Once the Macintosh came into existence, famed artist Andy Warhol convinced Jobs to share one of its first iterations with Mick Jagger, lead singer of the Rolling Stones. Jobs agreed but upon arrival, Jagger didn’t know who he was.
“I think he was on drugs. Either that or he’s brain damaged,” said Jobs.
The New York Times on Jobs’ fight with cancer:
Steve Jobs’ battle with cancer began in 2003, and he was reluctant to turn to science for help. Instead — to the stress of his family and friends, particularly wife Laurene Powell — Jobs turned to herbal remedies and other exotic treatments.
“The big thing was that he really was not ready to open his body,” said Powell, who urged him toward chemotherapy according to the biography. She told Isaacson of Jobs’ decision, “The body exists to serve the spirit.”
When he finally turned toward science, Jobs put in his all. In fact, he had a $100,000 procedure to test the DNA sequence of his tumor and the sequence of his normal DNA to concoct personalized medications for his condition.
His biography says Jobs predicted he would be the first “to outrun a cancer like this” or the last “to die from it.”
The Huffington Post on Jobs and Obama:
As many know, Steve wasn’t only a technology pioneer, but also a design and marketing impresario. His eye for simplicity and minimalism were what many credit with the success of Apple’s user-friendly products. Steve Jobs also offered his creative eye to another leader: the President of the United States Barack Obama. The offer was to design Obama’s 2012 political ads, even through he heavily criticized the administration.
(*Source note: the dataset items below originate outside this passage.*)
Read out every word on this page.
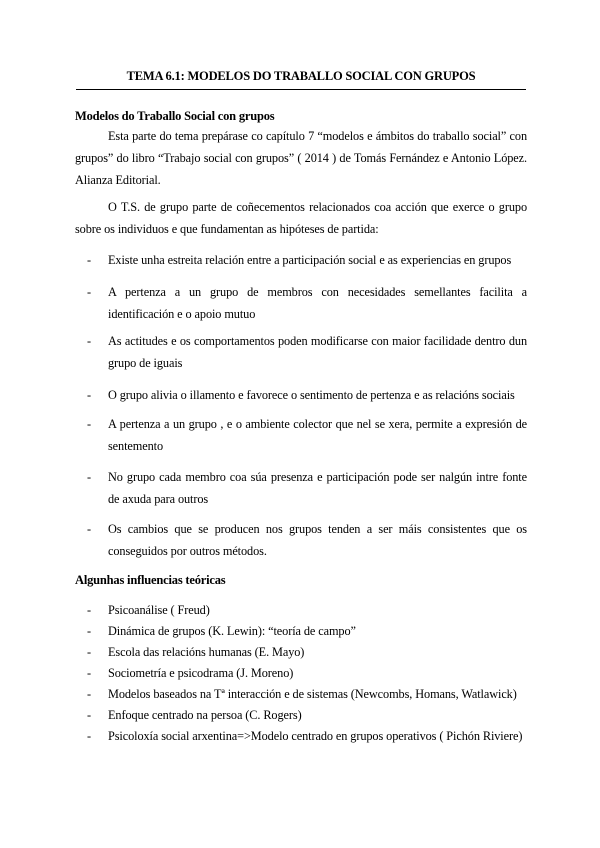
TEMA 6.1: MODELOS DO TRABALLO SOCIAL CON GRUPOS
Modelos do Traballo Social con grupos
Esta parte do tema prepárase co capítulo 7 “modelos e ámbitos do traballo social” con grupos” do libro “Trabajo social con grupos” ( 2014 ) de Tomás Fernández e Antonio López. Alianza Editorial.
O T.S. de grupo parte de coñecementos relacionados coa acción que exerce o grupo sobre os individuos e que fundamentan as hipóteses de partida:
-	Existe unha estreita relación entre a participación social e as experiencias en grupos
-	A pertenza a un grupo de membros con necesidades semellantes facilita a identificación e o apoio mutuo
-	As actitudes e os comportamentos poden modificarse con maior facilidade dentro dun grupo de iguais
-	O grupo alivia o illamento e favorece o sentimento de pertenza e as relacións sociais
-	A pertenza a un grupo , e o ambiente colector que nel se xera, permite a expresión de sentemento
-	No grupo cada membro coa súa presenza e participación pode ser nalgún intre fonte de axuda para outros
-	Os cambios que se producen nos grupos tenden a ser máis consistentes que os conseguidos por outros métodos.
Algunhas influencias teóricas
- Psicoanálise ( Freud)
- Dinámica de grupos (K. Lewin): “teoría de campo”
- Escola das relacións humanas (E. Mayo)
- Sociometría e psicodrama (J. Moreno)
- Modelos baseados na Tª interacción e de sistemas (Newcombs, Homans, Watlawick)
- Enfoque centrado na persoa (C. Rogers)
- Psicoloxía social arxentina=>Modelo centrado en grupos operativos ( Pichón Riviere)
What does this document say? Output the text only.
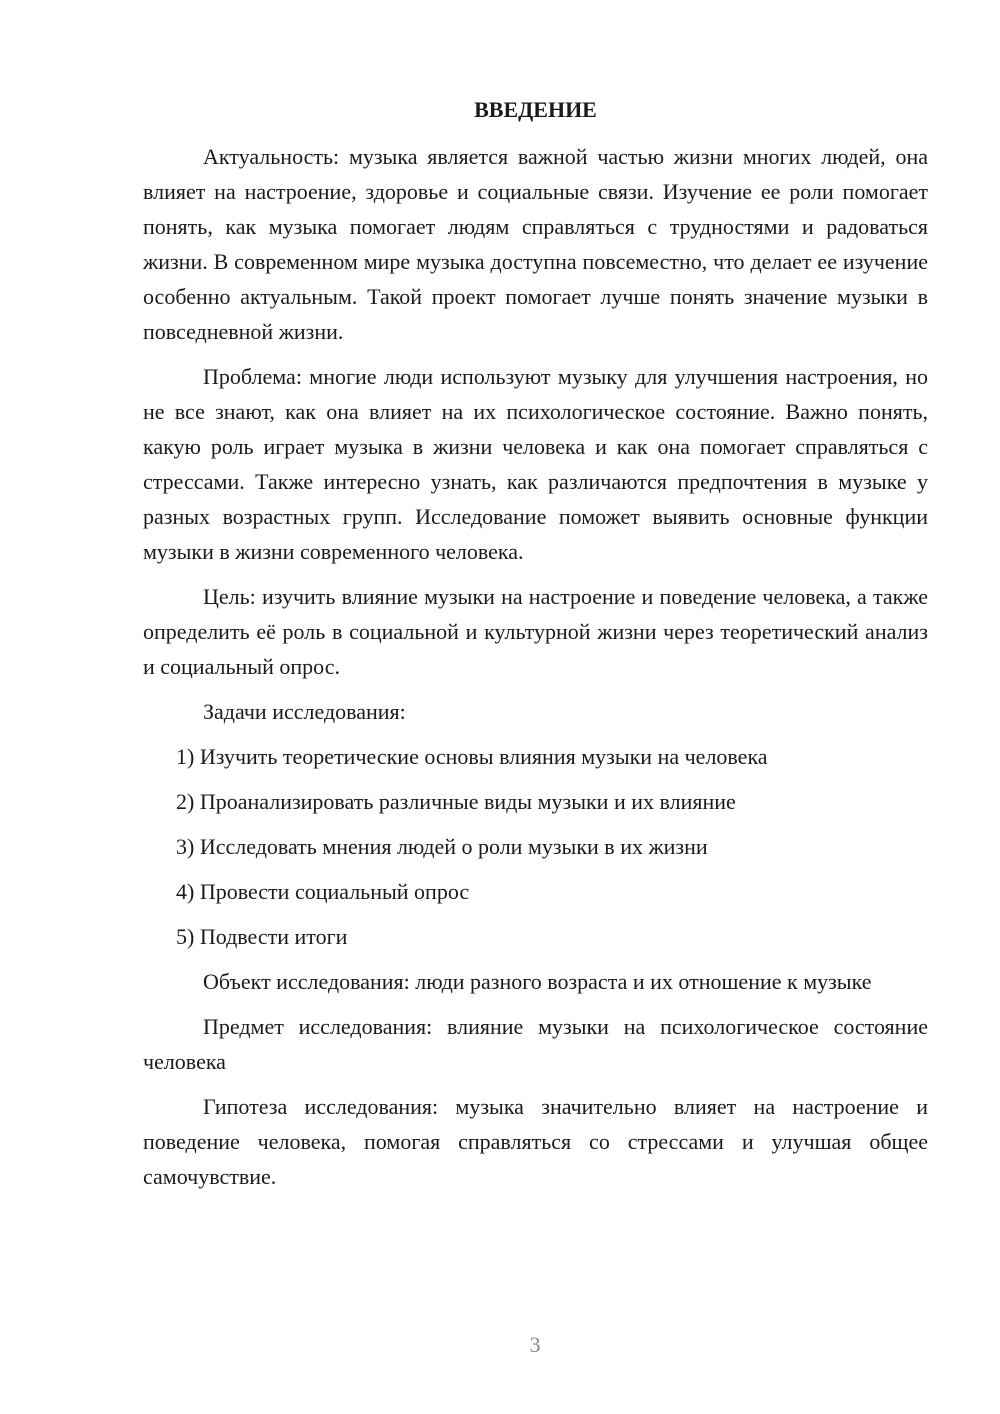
ВВЕДЕНИЕ

Актуальность: музыка является важной частью жизни многих людей, она влияет на настроение, здоровье и социальные связи. Изучение ее роли помогает понять, как музыка помогает людям справляться с трудностями и радоваться жизни. В современном мире музыка доступна повсеместно, что делает ее изучение особенно актуальным. Такой проект помогает лучше понять значение музыки в повседневной жизни.

Проблема: многие люди используют музыку для улучшения настроения, но не все знают, как она влияет на их психологическое состояние. Важно понять, какую роль играет музыка в жизни человека и как она помогает справляться с стрессами. Также интересно узнать, как различаются предпочтения в музыке у разных возрастных групп. Исследование поможет выявить основные функции музыки в жизни современного человека.

Цель: изучить влияние музыки на настроение и поведение человека, а также определить её роль в социальной и культурной жизни через теоретический анализ и социальный опрос.

Задачи исследования:

1) Изучить теоретические основы влияния музыки на человека
2) Проанализировать различные виды музыки и их влияние
3) Исследовать мнения людей о роли музыки в их жизни
4) Провести социальный опрос
5) Подвести итоги

Объект исследования: люди разного возраста и их отношение к музыке

Предмет исследования: влияние музыки на психологическое состояние человека

Гипотеза исследования: музыка значительно влияет на настроение и поведение человека, помогая справляться со стрессами и улучшая общее самочувствие.

3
“He had made the same offer in 2008, but he’d become annoyed when Obama’s strategist David Axelrod wasn’t totally deferential,” Isaacson wrote.
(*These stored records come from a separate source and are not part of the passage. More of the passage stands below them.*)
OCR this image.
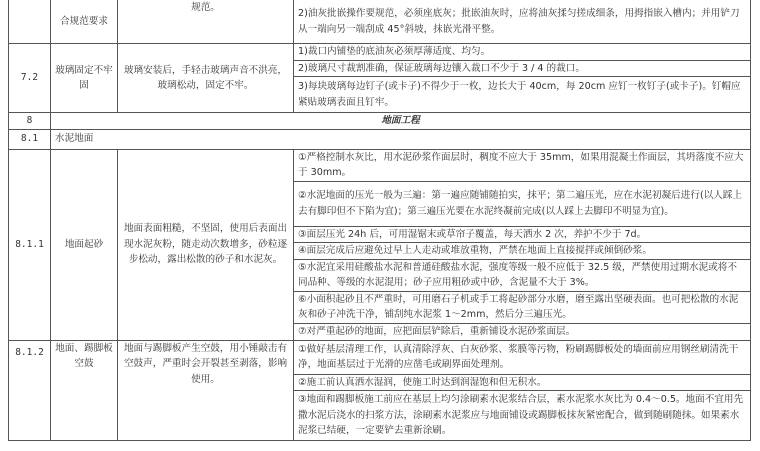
	合规范要求	规范。	2)油灰批嵌操作要规范，必须座底灰；批嵌油灰时，应将油灰揉匀搓成细条，用拇指嵌入槽内；并用铲刀从一端向另一端刮成 45°斜坡，抹嵌光滑平整。
7.2	玻璃固定不牢固	玻璃安装后，手轻击玻璃声音不洪亮，玻璃松动，固定不牢。	1)裁口内铺垫的底油灰必须厚薄适度、均匀。
			2)玻璃尺寸裁割准确，保证玻璃每边镶入裁口不少于 3 / 4 的裁口。
			3)每块玻璃每边钉子(或卡子)不得少于一枚，边长大于 40cm，每 20cm 应钉一枚钉子(或卡子)。钉帽应紧贴玻璃表面且钉牢。
8	地面工程		
8.1	水泥地面		
8.1.1	地面起砂	地面表面粗糙，不坚固，使用后表面出现水泥灰粉，随走动次数增多，砂粒逐步松动，露出松散的砂子和水泥灰。	①严格控制水灰比，用水泥砂浆作面层时，稠度不应大于 35mm，如果用混凝土作面层，其坍落度不应大于 30mm。
			②水泥地面的压光一般为三遍：第一遍应随铺随拍实，抹平；第二遍压光，应在水泥初凝后进行(以人踩上去有脚印但不下陷为宜)；第三遍压光要在水泥终凝前完成(以人踩上去脚印不明显为宜)。
			③面层压光 24h 后，可用湿锯末或草帘子覆盖，每天洒水 2 次，养护不少于 7d。
			④面层完成后应避免过早上人走动或堆放重物，严禁在地面上直接搅拌或倾倒砂浆。
			⑤水泥宜采用硅酸盐水泥和普通硅酸盐水泥，强度等级一般不应低于 32.5 级，严禁使用过期水泥或将不同品种、等级的水泥混用；砂子应用粗砂或中砂，含泥量不大于 3%。
			⑥小面积起砂且不严重时，可用磨石子机或手工将起砂部分水磨，磨至露出坚硬表面。也可把松散的水泥灰和砂子冲洗干净，铺刮纯水泥浆 1～2mm，然后分三遍压光。
			⑦对严重起砂的地面，应把面层铲除后，重新铺设水泥砂浆面层。
8.1.2	地面、踢脚板空鼓	地面与踢脚板产生空鼓，用小锤敲击有空鼓声，严重时会开裂甚至剥落，影响使用。	①做好基层清理工作，认真清除浮灰、白灰砂浆、浆膜等污物，粉刷踢脚板处的墙面前应用钢丝刷清洗干净，地面基层过于光滑的应凿毛或刷界面处理剂。
			②施工前认真洒水湿润，使施工时达到润湿饱和但无积水。
			③地面和踢脚板施工前应在基层上均匀涂刷素水泥浆结合层，素水泥浆水灰比为 0.4～0.5。地面不宜用先撒水泥后浇水的扫浆方法，涂刷素水泥浆应与地面铺设或踢脚板抹灰紧密配合，做到随刷随抹。如果素水泥浆已结硬，一定要铲去重新涂刷。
“You’re headed for a one-term presidency,” Jobs told Obama when he met him in 2010. Jobs only met with Obama last minute when the president was on a West Coast visit. He met the president at the San Francisco Airport after waiting five days for a personal invitation he never received.
CBS News on Jobs and his father:
On 60 Minutes this coming Sunday, Walter Isaacson talks about Steve Jobs and his relationship with his father. Jobs was given up for adoption as a baby. He later met his sister, novelist Mona Simpson. After finding Simpson, Jobs enlisted her to help him locate his birth father. The man he eventually found was named Abdulfattah “John” Jandali, a man Jobs met without ever knowing the two were related.
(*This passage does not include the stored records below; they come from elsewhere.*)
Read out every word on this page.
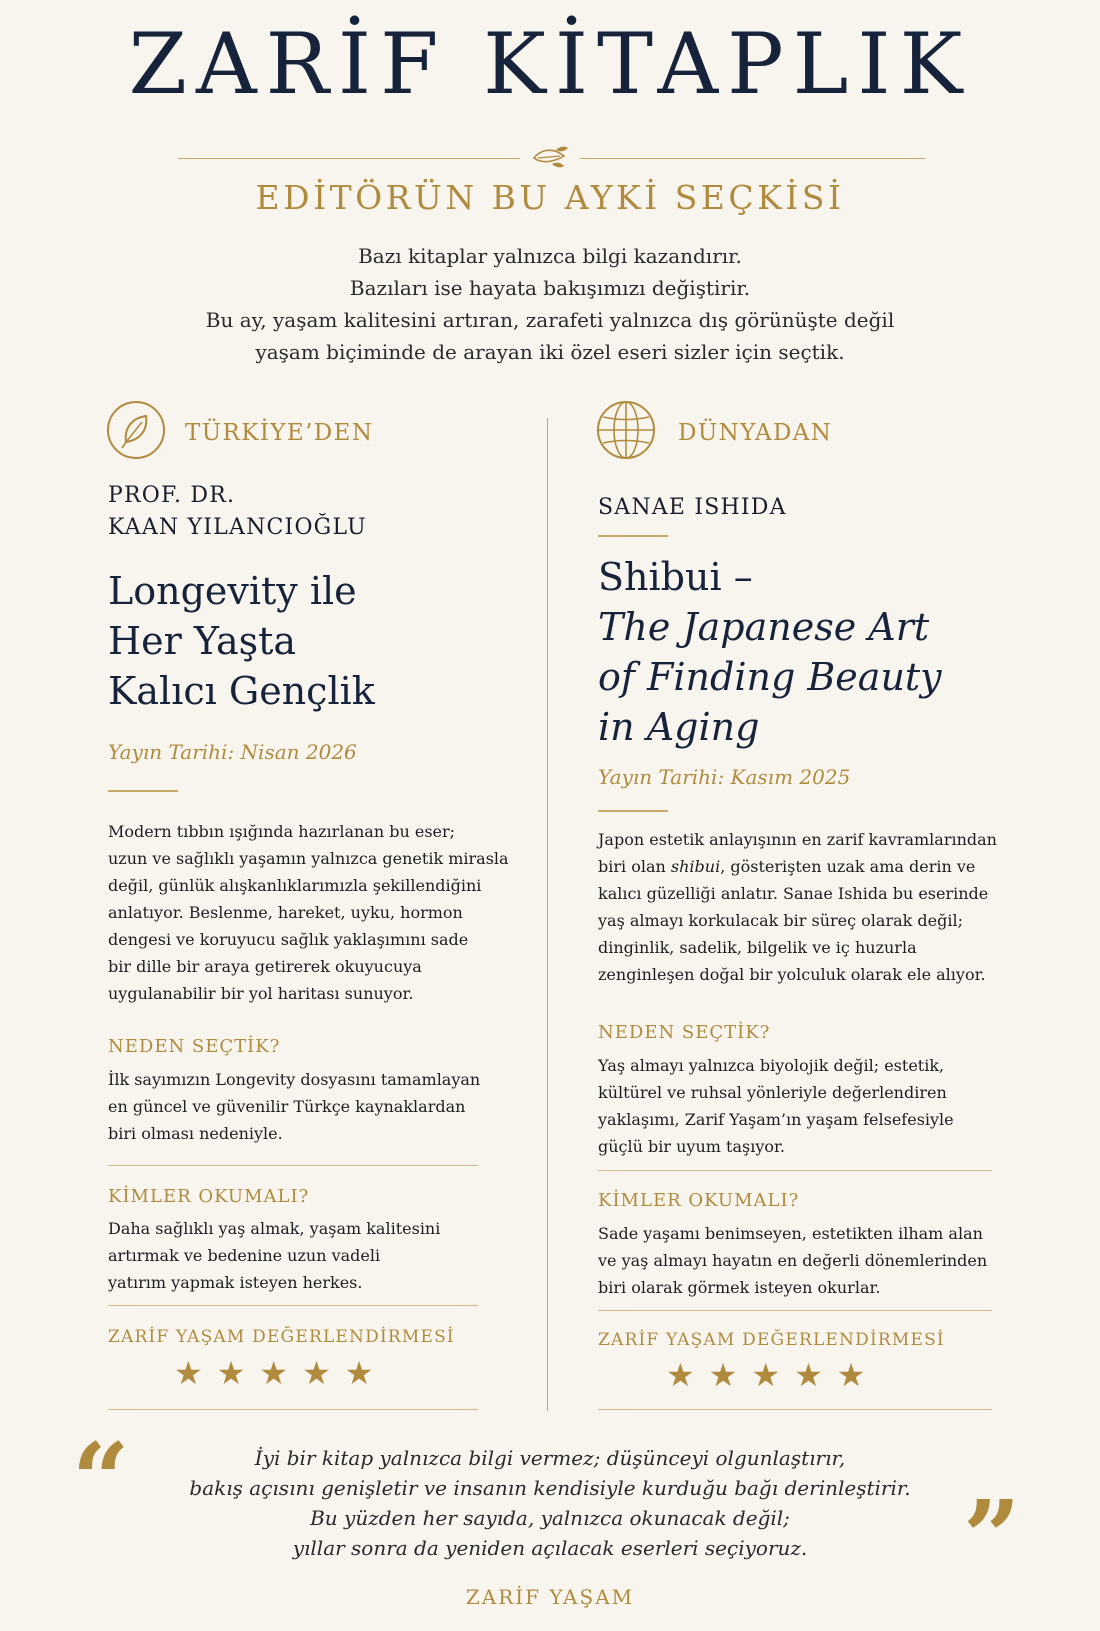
ZARİF KİTAPLIK
EDİTÖRÜN BU AYKİ SEÇKİSİ
Bazı kitaplar yalnızca bilgi kazandırır.
Bazıları ise hayata bakışımızı değiştirir.
Bu ay, yaşam kalitesini artıran, zarafeti yalnızca dış görünüşte değil
yaşam biçiminde de arayan iki özel eseri sizler için seçtik.
TÜRKİYE’DEN
PROF. DR.
KAAN YILANCIOĞLU
Longevity ile
Her Yaşta
Kalıcı Gençlik
Yayın Tarihi: Nisan 2026
Modern tıbbın ışığında hazırlanan bu eser;
uzun ve sağlıklı yaşamın yalnızca genetik mirasla
değil, günlük alışkanlıklarımızla şekillendiğini
anlatıyor. Beslenme, hareket, uyku, hormon
dengesi ve koruyucu sağlık yaklaşımını sade
bir dille bir araya getirerek okuyucuya
uygulanabilir bir yol haritası sunuyor.
NEDEN SEÇTİK?
İlk sayımızın Longevity dosyasını tamamlayan
en güncel ve güvenilir Türkçe kaynaklardan
biri olması nedeniyle.
KİMLER OKUMALI?
Daha sağlıklı yaş almak, yaşam kalitesini
artırmak ve bedenine uzun vadeli
yatırım yapmak isteyen herkes.
ZARİF YAŞAM DEĞERLENDİRMESİ
★★★★★
DÜNYADAN
SANAE ISHIDA
Shibui –
The Japanese Art
of Finding Beauty
in Aging
Yayın Tarihi: Kasım 2025
Japon estetik anlayışının en zarif kavramlarından
biri olan shibui, gösterişten uzak ama derin ve
kalıcı güzelliği anlatır. Sanae Ishida bu eserinde
yaş almayı korkulacak bir süreç olarak değil;
dinginlik, sadelik, bilgelik ve iç huzurla
zenginleşen doğal bir yolculuk olarak ele alıyor.
NEDEN SEÇTİK?
Yaş almayı yalnızca biyolojik değil; estetik,
kültürel ve ruhsal yönleriyle değerlendiren
yaklaşımı, Zarif Yaşam’ın yaşam felsefesiyle
güçlü bir uyum taşıyor.
KİMLER OKUMALI?
Sade yaşamı benimseyen, estetikten ilham alan
ve yaş almayı hayatın en değerli dönemlerinden
biri olarak görmek isteyen okurlar.
ZARİF YAŞAM DEĞERLENDİRMESİ
★★★★★
“	İyi bir kitap yalnızca bilgi vermez; düşünceyi olgunlaştırır,
bakış açısını genişletir ve insanın kendisiyle kurduğu bağı derinleştirir.
Bu yüzden her sayıda, yalnızca okunacak değil;
yıllar sonra da yeniden açılacak eserleri seçiyoruz.	”
ZARİF YAŞAM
Isaacson writes Jandali ran a restaurant in Silicon Valley that Jobs had undoubtedly patronized. “‘Everybody used to come there,'” Jandali told Simpson before he ever knew Jobs was his son. “‘Even Steve Jobs used to eat there. Yeah, he was a great tipper.'”
Simpson refrained from telling Jandali and instead told Jobs where he could find his father. Jobs never reached out to the man.
“When I was looking for my biological mother, obviously, you know, I was looking for my biological father at the same time, and I learned a little bit about him and I didn’t like what I learned. I asked her to not tell him that we ever met … not tell him anything about me,” Jobs says in a video-taped interview with Isaacson.